According to the authors, Generative AI bullshits because it is indifferent to accuracy. For DW Akademie specialists and researchers, this means there is an even greater need for Media and Information Literacy (MIL) skills.
The sloppy side of AI
A recent study found that more than 50% of new web pages are now created by AI, and some are published with nothing more than a prompt. Plus, with new video and image creation tools, even more content can be made almost instantly.
This low-quality content is called AI slop. And so, with AI’s tendency toward hallucinations and the creation of misinformation, how can Media and Information Literacy skills be adjusted to sift through it all?
Roslyn Kratochvil Moore leads a team working with MIL at DW Akademie. When asked if the amount of AI slop will upend MIL skills or make media literacy obsolete, Moore did not mince words.
"Not remotely," she responded. "What we are dealing with is a changed environment, where everything is enhanced, for good and bad."
She pointed out that, while things like deep fakes have become much more believable, the ability to check and counter them have become easier as well.
"The theme that lies at the center of media literacy remains," Moore said. "And that’s critical thinking."

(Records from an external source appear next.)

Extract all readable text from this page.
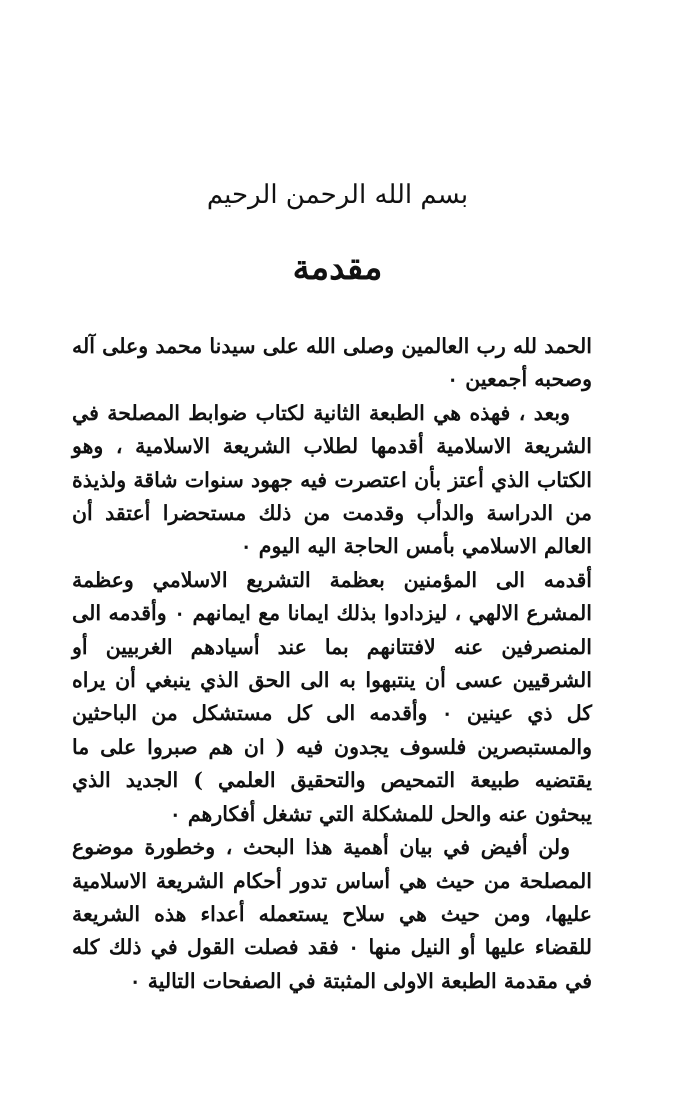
بسم الله الرحمن الرحيم
مقدمة

الحمد لله رب العالمين وصلى الله على سيدنا محمد وعلى آله وصحبه أجمعين ٠

وبعد ، فهذه هي الطبعة الثانية لكتاب ضوابط المصلحة في الشريعة الاسلامية أقدمها لطلاب الشريعة الاسلامية ، وهو الكتاب الذي أعتز بأن اعتصرت فيه جهود سنوات شاقة ولذيذة من الدراسة والدأب وقدمت من ذلك مستحضرا أعتقد أن العالم الاسلامي بأمس الحاجة اليه اليوم ٠

أقدمه الى المؤمنين بعظمة التشريع الاسلامي وعظمة المشرع الالهي ، ليزدادوا بذلك ايمانا مع ايمانهم ٠ وأقدمه الى المنصرفين عنه لافتتانهم بما عند أسيادهم الغربيين أو الشرقيين عسى أن ينتبهوا به الى الحق الذي ينبغي أن يراه كل ذي عينين ٠ وأقدمه الى كل مستشكل من الباحثين والمستبصرين فلسوف يجدون فيه ( ان هم صبروا على ما يقتضيه طبيعة التمحيص والتحقيق العلمي ) الجديد الذي يبحثون عنه والحل للمشكلة التي تشغل أفكارهم ٠

ولن أفيض في بيان أهمية هذا البحث ، وخطورة موضوع المصلحة من حيث هي أساس تدور أحكام الشريعة الاسلامية عليها، ومن حيث هي سلاح يستعمله أعداء هذه الشريعة للقضاء عليها أو النيل منها ٠ فقد فصلت القول في ذلك كله في مقدمة الطبعة الاولى المثبتة في الصفحات التالية ٠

Where disinformation thrives
Steffen Leidel, a senior consultant with DW Akademie who leads the organization's community of practice on AI, said that some of the skills emphasized at recent MIL trainings already must move to the wayside. "The days of detecting AI by counting fingers, looking for weird lighting, hands or faces are almost over," he stated.
In fact, according to the Rethinking Media Literacy 2025 report from the World Economic Forum (WEF), by age 11, children’s ability to discern AI-generated content is far exceeded by their confidence. Training AI identification can then potentially backfire if it creates false certainty.

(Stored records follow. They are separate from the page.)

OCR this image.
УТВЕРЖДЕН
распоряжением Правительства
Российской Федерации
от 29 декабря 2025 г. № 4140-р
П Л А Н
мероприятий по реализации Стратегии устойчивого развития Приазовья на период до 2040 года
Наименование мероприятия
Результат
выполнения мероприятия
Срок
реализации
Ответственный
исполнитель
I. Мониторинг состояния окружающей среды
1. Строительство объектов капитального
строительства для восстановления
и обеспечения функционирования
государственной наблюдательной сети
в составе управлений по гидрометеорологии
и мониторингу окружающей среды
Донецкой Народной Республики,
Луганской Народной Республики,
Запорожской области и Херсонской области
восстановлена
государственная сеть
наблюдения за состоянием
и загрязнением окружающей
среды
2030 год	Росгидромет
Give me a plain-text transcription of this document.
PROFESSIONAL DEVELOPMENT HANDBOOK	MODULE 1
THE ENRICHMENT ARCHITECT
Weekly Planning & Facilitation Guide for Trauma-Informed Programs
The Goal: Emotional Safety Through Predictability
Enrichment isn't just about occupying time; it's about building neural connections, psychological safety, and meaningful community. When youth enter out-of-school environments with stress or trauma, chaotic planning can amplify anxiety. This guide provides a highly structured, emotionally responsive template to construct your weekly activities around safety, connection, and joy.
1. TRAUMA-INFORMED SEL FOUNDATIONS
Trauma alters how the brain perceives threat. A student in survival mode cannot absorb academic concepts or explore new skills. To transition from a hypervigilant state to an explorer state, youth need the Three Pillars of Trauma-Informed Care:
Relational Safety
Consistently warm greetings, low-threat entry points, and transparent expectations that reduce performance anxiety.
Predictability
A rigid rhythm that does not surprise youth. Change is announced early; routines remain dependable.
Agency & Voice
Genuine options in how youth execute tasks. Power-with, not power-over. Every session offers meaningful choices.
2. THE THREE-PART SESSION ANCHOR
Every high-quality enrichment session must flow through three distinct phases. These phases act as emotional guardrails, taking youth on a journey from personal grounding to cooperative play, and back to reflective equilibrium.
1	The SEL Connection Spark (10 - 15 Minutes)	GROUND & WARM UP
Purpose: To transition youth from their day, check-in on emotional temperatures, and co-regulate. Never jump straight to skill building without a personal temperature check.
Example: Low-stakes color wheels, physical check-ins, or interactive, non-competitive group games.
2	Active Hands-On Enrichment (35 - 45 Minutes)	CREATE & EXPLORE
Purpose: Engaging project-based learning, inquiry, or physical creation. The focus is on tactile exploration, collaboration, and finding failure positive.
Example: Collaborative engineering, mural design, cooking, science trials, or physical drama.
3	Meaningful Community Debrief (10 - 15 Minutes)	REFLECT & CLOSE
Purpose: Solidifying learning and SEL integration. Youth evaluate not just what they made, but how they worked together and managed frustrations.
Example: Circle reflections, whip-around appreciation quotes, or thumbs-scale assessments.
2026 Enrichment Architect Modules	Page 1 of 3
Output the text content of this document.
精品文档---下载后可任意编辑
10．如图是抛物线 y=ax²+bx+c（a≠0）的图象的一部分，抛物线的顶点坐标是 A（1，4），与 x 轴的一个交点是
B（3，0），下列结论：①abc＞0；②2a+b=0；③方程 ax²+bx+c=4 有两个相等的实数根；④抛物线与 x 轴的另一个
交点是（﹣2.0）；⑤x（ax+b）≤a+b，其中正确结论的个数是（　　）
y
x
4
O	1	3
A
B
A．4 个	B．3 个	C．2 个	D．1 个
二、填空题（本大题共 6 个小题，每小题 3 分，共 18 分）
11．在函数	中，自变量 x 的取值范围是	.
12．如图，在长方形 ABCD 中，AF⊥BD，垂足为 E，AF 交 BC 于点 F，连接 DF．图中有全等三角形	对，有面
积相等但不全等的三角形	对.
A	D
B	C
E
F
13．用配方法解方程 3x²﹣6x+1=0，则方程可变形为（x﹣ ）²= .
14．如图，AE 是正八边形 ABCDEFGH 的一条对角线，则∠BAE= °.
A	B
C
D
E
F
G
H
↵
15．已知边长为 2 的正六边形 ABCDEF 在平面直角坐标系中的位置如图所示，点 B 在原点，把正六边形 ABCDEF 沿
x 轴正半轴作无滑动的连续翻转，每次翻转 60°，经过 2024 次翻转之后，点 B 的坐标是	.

This gap between perception and reality is right where disinformation actors thrive. Combined with tools to create almost infinite content, producers have the chance to pollute the information landscape.
"Slopaganda"
The new type of propaganda, or "slopaganda," creates new problems, with similar results. Leidel describes it as "an endless stream of cheaply generated, emotionally charged AI content flooding spaces and eroding trust."
The use of AI slop then stands as a way to not necessarily convince someone that the disinformation is real, but to stoke divisions and weaken online spaces.

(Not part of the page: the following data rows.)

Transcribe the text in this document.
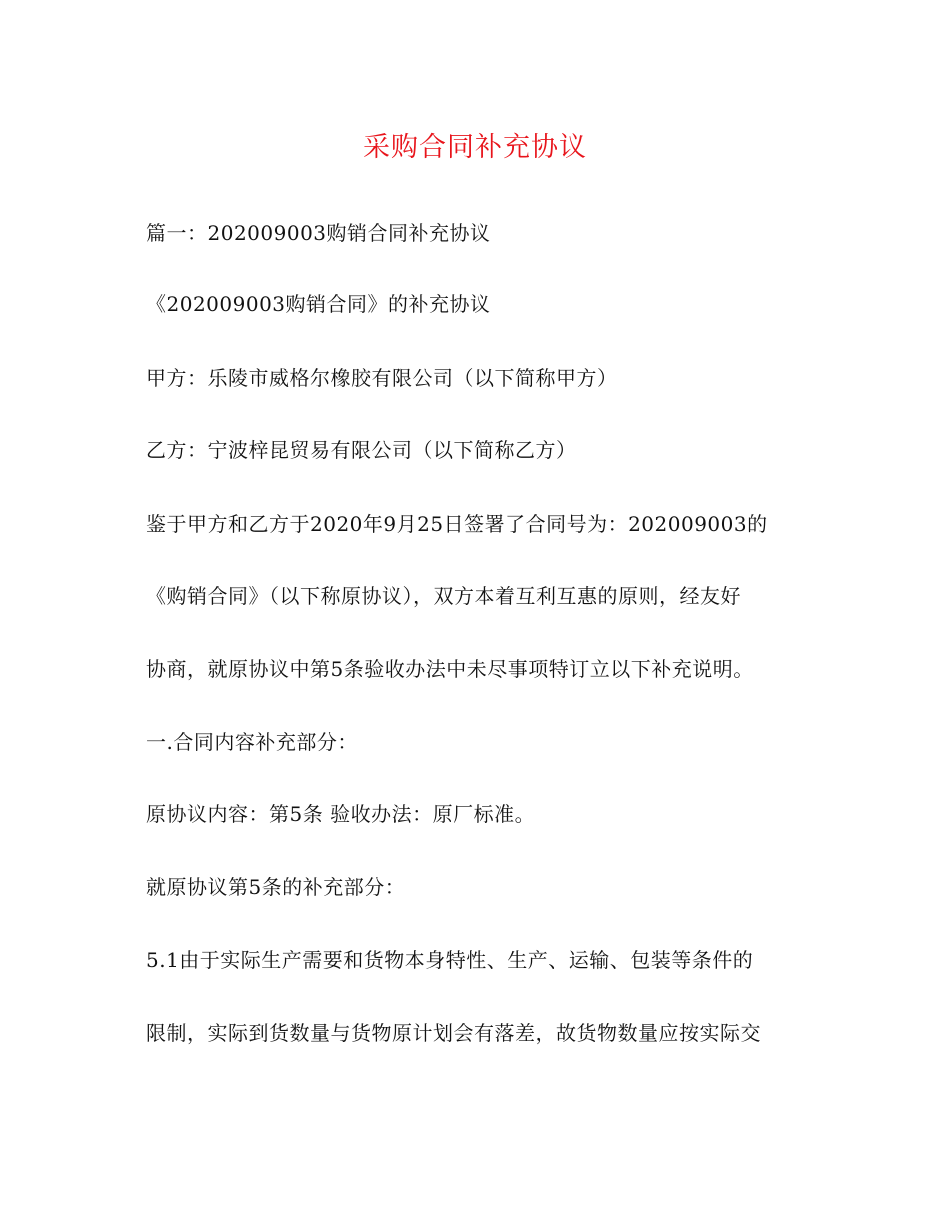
采购合同补充协议
篇一：202009003购销合同补充协议
《202009003购销合同》的补充协议
甲方：乐陵市威格尔橡胶有限公司（以下简称甲方）
乙方：宁波梓昆贸易有限公司（以下简称乙方）
鉴于甲方和乙方于2020年9月25日签署了合同号为：202009003的
《购销合同》（以下称原协议），双方本着互利互惠的原则，经友好
协商，就原协议中第5条验收办法中未尽事项特订立以下补充说明。
一.合同内容补充部分：
原协议内容：第5条 验收办法：原厂标准。
就原协议第5条的补充部分：
5.1由于实际生产需要和货物本身特性、生产、运输、包装等条件的
限制，实际到货数量与货物原计划会有落差，故货物数量应按实际交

And, in the end, it can have the same effect: "Disinformation disrupts the ability of individuals to freely make informed choices about what is in their own best interests," the WEF report states.

Digital security to the fore
Moore, who together with her colleagues works on MIL for young people, points out that the types of skills that underpin MIL still hold: check sources, check bias and stop and think before reacting, responding or sharing. At the same time, studies show that MIL must keep up with the shifting online reality.
"For example, digital security and privacy was a side element of our work in the past," Moore said. "Now, it is a central tenet of our MIL focus."
In particular, online scams have become more common with an increased level of sophistication. Students and teachers have to learn to be aware.
Moore and her team have been working with organizations such as PYALARA in the West Bank and MiLLi in Namibia. They have developed the "Heroes and Villains Guidebook," which has already been in print since 2023 and has been used in classrooms, workshops, youth clubs and in rural community settings around the world. It will soon get an AI supplement, which is being workshopped at this week’s UNESCO Global MIL Week in Colombia.
A dangerous half-knowledge
"Another hurdle is getting teachers to teach something where they might not be the expert in the room," Moore explained, with many students potentially knowing more about AI than educators.
"Students are highly clever and are often very advanced in using AI tools," Moore said. "But the challenge is how to break down this complex technology to ensure basic understanding of AI while promoting responsible, informed, consensual use that encourages critical thinking."
And the challenges within different regions can significantly affect what MIL topics should to be highlighted. Needs in the West Bank, for example, which suffers from high levels of emotionally manipulative disinformation differ from Namibia, where sharing personal information is a major concern.
The limits of MIL
Still, MIL experts note the struggle is still real.
"Online spaces are a shared societal endeavor that must start with education and empowerment," says the WEF report, although it goes on to explain that empowerment and education are only parts of the puzzle that must be tied with better regulation and AI documentation.
But at least with MIL skills, the next generation will have a fighting chance to cut through the bullshit.